All day the sets had yielded a mixed bag of small fish, mostly of the size sold in the US for ice fishing bait. The majority of the catch was what looked like a shiner, and the second-most common catch was what looked like a freshwater catfish/shark sold in pet shops, with comical whiskers twice as long as its body length and a tiny tail like a thresher. A funny duckbilled catfish was also common, and these were sorted separately. Each set carried with it a few pufferfish, this kind spineless but with a large fake eye painted on each of its sides. Of all things, the crew was very afraid of the bite of this tiny-mouthed airbag- perhaps they are poisonous or perhaps this is superstition, but I found this fear hilarious, considering all of the other dangers the crew barely acknowledged. I was much more intimidated by the water snakes, while the crew thought nothing of grabbing the snakes and throwing them back into the lake, often right over my head (funny funny).
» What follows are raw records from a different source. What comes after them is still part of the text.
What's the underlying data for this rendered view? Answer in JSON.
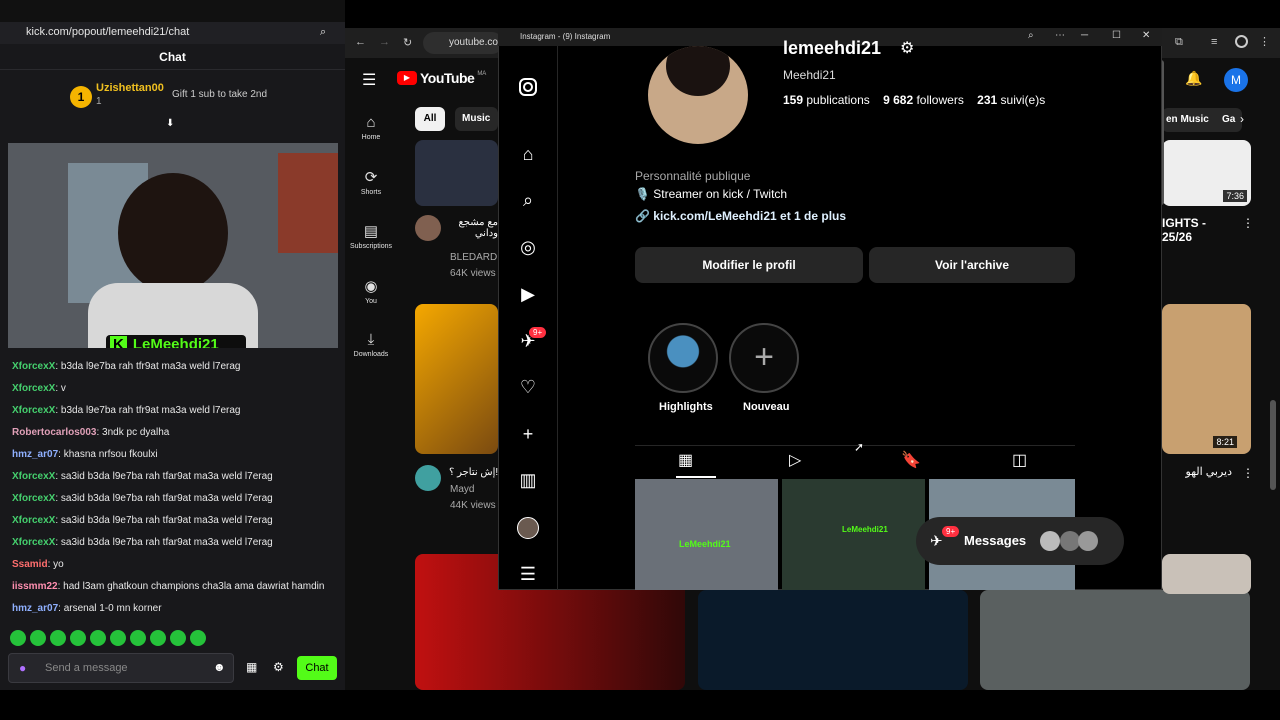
{
  "kick": {
    "url": "kick.com/popout/lemeehdi21/chat",
    "title": "Chat",
    "gift_user": "Uzishettan00",
    "gift_count": "1",
    "gift_text": "Gift 1 sub to take 2nd",
    "streamer": "LeMeehdi21",
    "send_placeholder": "Send a message",
    "chat_btn": "Chat",
    "messages": [
      {
        "user": "XforcexX",
        "text": "b3da l9e7ba rah tfr9at ma3a weld l7erag",
        "color": "#45d06e"
      },
      {
        "user": "XforcexX",
        "text": "v",
        "color": "#45d06e"
      },
      {
        "user": "XforcexX",
        "text": "b3da l9e7ba rah tfr9at ma3a weld l7erag",
        "color": "#45d06e"
      },
      {
        "user": "Robertocarlos003",
        "text": "3ndk pc dyalha",
        "color": "#e0a0b8"
      },
      {
        "user": "hmz_ar07",
        "text": "khasna nrfsou fkoulxi",
        "color": "#8fb0ff"
      },
      {
        "user": "XforcexX",
        "text": "sa3id b3da l9e7ba rah tfar9at ma3a weld l7erag",
        "color": "#45d06e"
      },
      {
        "user": "XforcexX",
        "text": "sa3id b3da l9e7ba rah tfar9at ma3a weld l7erag",
        "color": "#45d06e"
      },
      {
        "user": "XforcexX",
        "text": "sa3id b3da l9e7ba rah tfar9at ma3a weld l7erag",
        "color": "#45d06e"
      },
      {
        "user": "XforcexX",
        "text": "sa3id b3da l9e7ba rah tfar9at ma3a weld l7erag",
        "color": "#45d06e"
      },
      {
        "user": "Ssamid",
        "text": "yo",
        "color": "#ff6e6e"
      },
      {
        "user": "iissmm22",
        "text": "had l3am ghatkoun champions cha3la ama dawriat hamdin",
        "color": "#ff8fb0"
      },
      {
        "user": "hmz_ar07",
        "text": "arsenal 1-0 mn korner",
        "color": "#8fb0ff"
      }
    ]
  },
  "youtube": {
    "url": "youtube.com",
    "logo": "YouTube",
    "region": "MA",
    "chips": [
      "All",
      "Music"
    ],
    "nav": [
      "Home",
      "Shorts",
      "Subscriptions",
      "You",
      "Downloads"
    ],
    "videos": [
      {
        "title": "مع مشجع وداني",
        "channel": "BLEDARD",
        "views": "64K views"
      },
      {
        "title": "إش نتاجر ؟!",
        "channel": "Mayd",
        "views": "44K views"
      }
    ],
    "right_chip": "en Music",
    "right_chip2": "Ga",
    "right_title": "IGHTS - 25/26",
    "duration1": "7:36",
    "duration2": "8:21",
    "arabic_title": "ديربي الهو",
    "avatar_letter": "M"
  },
  "instagram": {
    "window_title": "Instagram - (9) Instagram",
    "username": "lemeehdi21",
    "full_name": "Meehdi21",
    "publications": "159",
    "publications_label": "publications",
    "followers": "9 682",
    "followers_label": "followers",
    "following": "231",
    "following_label": "suivi(e)s",
    "category": "Personnalité publique",
    "bio": "🎙️ Streamer on kick / Twitch",
    "link": "kick.com/LeMeehdi21 et 1 de plus",
    "edit_btn": "Modifier le profil",
    "archive_btn": "Voir l'archive",
    "highlights": "Highlights",
    "new": "Nouveau",
    "messages": "Messages",
    "notif_badge": "9+",
    "post_label": "LeMeehdi21"
  }
}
From the reward of a typical set, consisting of perhaps 5,000 tiny fish, each minnow was picked over and sorted into bins. The crew for this was usually one especially smiley fisherman named Soon, his two sons who had especially dark skin, my buddy Heap, and myself. These fish were sorted both by size and by type, and then bagged and put on ice. When thirsty, the fishermen would sometimes break a chunk off the ice block in the insulated fish tote, dip it in the lake to get off some of the fish slime, and put it in a bowl, where it would quickly melt. Most of the men would drink straight from the murky lukewarm lake, if they drank anything at all. I couldn’t shake the idea that for part of each year this lake is the receptacle for everything the upper Mekong has to offer. Lots of greywater coming from as far up as the Himalaya, through southern China, Myanmar, Thailand, Laos, and Cambodia, ending in Tonle Sap. And the guts of these gentlemen are strong enough to deal with it all.
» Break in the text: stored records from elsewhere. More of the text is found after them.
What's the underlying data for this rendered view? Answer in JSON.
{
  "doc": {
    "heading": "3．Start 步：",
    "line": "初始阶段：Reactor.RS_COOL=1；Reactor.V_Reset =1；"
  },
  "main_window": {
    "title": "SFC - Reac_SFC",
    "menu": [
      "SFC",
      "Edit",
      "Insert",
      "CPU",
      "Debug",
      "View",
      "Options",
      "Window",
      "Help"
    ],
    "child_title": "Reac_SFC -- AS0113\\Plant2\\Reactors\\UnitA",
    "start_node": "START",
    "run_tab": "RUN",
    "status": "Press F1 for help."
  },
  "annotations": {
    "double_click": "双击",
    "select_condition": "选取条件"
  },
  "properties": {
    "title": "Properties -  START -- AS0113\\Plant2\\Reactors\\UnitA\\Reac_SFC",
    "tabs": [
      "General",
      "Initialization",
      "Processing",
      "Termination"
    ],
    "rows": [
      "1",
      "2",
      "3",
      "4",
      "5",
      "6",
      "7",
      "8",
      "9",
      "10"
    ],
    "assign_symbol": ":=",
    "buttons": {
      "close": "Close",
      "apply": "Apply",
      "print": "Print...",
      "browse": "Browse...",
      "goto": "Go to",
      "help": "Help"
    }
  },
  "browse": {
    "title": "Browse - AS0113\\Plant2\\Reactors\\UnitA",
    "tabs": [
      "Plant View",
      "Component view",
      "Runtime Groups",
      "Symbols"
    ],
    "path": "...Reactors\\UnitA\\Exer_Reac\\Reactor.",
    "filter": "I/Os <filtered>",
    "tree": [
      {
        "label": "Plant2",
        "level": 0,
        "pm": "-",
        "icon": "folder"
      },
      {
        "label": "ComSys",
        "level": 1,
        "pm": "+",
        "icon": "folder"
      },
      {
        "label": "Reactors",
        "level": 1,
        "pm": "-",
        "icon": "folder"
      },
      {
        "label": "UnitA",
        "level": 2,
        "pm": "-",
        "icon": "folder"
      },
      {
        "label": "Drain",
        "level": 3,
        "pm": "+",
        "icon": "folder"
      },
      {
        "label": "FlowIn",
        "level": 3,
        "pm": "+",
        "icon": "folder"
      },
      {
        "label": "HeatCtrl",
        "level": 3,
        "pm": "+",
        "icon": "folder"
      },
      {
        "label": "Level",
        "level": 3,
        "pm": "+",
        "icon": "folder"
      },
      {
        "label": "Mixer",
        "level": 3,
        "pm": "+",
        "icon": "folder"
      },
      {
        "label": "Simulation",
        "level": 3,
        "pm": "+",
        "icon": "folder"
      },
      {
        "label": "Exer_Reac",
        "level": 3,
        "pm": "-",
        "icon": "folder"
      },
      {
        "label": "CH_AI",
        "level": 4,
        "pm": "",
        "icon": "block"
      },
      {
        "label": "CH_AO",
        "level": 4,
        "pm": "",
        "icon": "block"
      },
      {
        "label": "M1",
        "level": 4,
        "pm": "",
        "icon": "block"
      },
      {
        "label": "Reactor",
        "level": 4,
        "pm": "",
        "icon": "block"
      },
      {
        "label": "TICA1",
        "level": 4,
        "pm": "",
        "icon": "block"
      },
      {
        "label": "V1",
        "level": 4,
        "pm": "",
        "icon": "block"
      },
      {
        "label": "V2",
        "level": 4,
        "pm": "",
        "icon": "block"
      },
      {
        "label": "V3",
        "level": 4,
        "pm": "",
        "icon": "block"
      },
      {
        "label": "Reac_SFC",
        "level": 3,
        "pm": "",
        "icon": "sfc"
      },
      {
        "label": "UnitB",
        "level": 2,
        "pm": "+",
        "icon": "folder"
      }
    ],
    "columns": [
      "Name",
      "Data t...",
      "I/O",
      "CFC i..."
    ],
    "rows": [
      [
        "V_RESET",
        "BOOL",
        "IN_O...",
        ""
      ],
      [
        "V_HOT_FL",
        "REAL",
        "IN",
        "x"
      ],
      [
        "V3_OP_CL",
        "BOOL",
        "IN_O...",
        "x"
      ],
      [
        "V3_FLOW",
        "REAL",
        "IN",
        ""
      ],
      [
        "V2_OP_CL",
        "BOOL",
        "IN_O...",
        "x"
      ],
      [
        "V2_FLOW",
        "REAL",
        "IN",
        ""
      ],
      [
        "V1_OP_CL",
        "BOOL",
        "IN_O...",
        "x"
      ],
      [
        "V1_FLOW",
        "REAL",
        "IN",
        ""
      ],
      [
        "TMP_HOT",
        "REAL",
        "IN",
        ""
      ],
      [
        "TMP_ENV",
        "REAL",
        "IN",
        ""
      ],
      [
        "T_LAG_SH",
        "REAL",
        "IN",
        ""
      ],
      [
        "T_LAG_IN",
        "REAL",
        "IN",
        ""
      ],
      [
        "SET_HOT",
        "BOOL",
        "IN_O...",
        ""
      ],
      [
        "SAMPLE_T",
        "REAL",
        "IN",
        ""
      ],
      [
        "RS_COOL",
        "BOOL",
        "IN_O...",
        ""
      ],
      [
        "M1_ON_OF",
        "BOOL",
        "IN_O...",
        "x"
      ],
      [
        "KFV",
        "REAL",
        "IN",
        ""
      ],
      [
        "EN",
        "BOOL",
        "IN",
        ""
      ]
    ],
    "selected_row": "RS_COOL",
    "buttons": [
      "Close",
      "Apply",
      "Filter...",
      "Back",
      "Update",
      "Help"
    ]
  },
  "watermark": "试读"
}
Perhaps Tonle Sap fishermen are superhuman, because in addition to having iron guts, their lungs seemed to have no problem filtering through a couple of packs of cigarettes each day. Every evening one of the women would dole out portions of cigarettes- 2 packs to every man or boy- and these burned like wildfire at every short break in the day, and pretty much continuously in transit or on the home float. Even the two darker-skinned boys, who I’d been told were 17 and 18 but looked to be 12 or 13 and certainly hadn’t hit puberty yet, were puffing- and also pulling on the net- as hard as any of the men.

After wrapping a round of fish sorting, finishing hauling the final set in the dark, and sorting these as our floating caravan steamed towards our floating home, I sat upright to stretch the back. Four dark silhouettes stood out on the back deck, a shade darker than the sky. In the center of each of these dark outlines was a small orange glow. Pick, pull, or puff- not too different than the Newfoundlanders, yis b’ye.

Upon getting back to the house around 9 or 10pm, I had visions of the monster pot of rice and cauldron of soup opening their lids to our sunbaked faces as soon as we stepped off the boat. Wrong I was. One pile of assorted fish still needed to be re-sorted before bringing fish to market the next morning at 4am, and the least valuable of these fish needed to be minced into fishmeal for the hundreds of pet catfish, whose cage was lashed to the east side of the house, and who needed fattening before they could go to market. Turning minnow scraps into fat catfish with a backyard aquaculture operation. Other families in Chong Kneas have crocodile farms strapped to the side of their houses, where they transform low-value minnows into exotic reptile leather. Tonle Sap minnows, if sifted and sorted properly, might just fuel the world. The midnight dinner of rice and fish was delicious.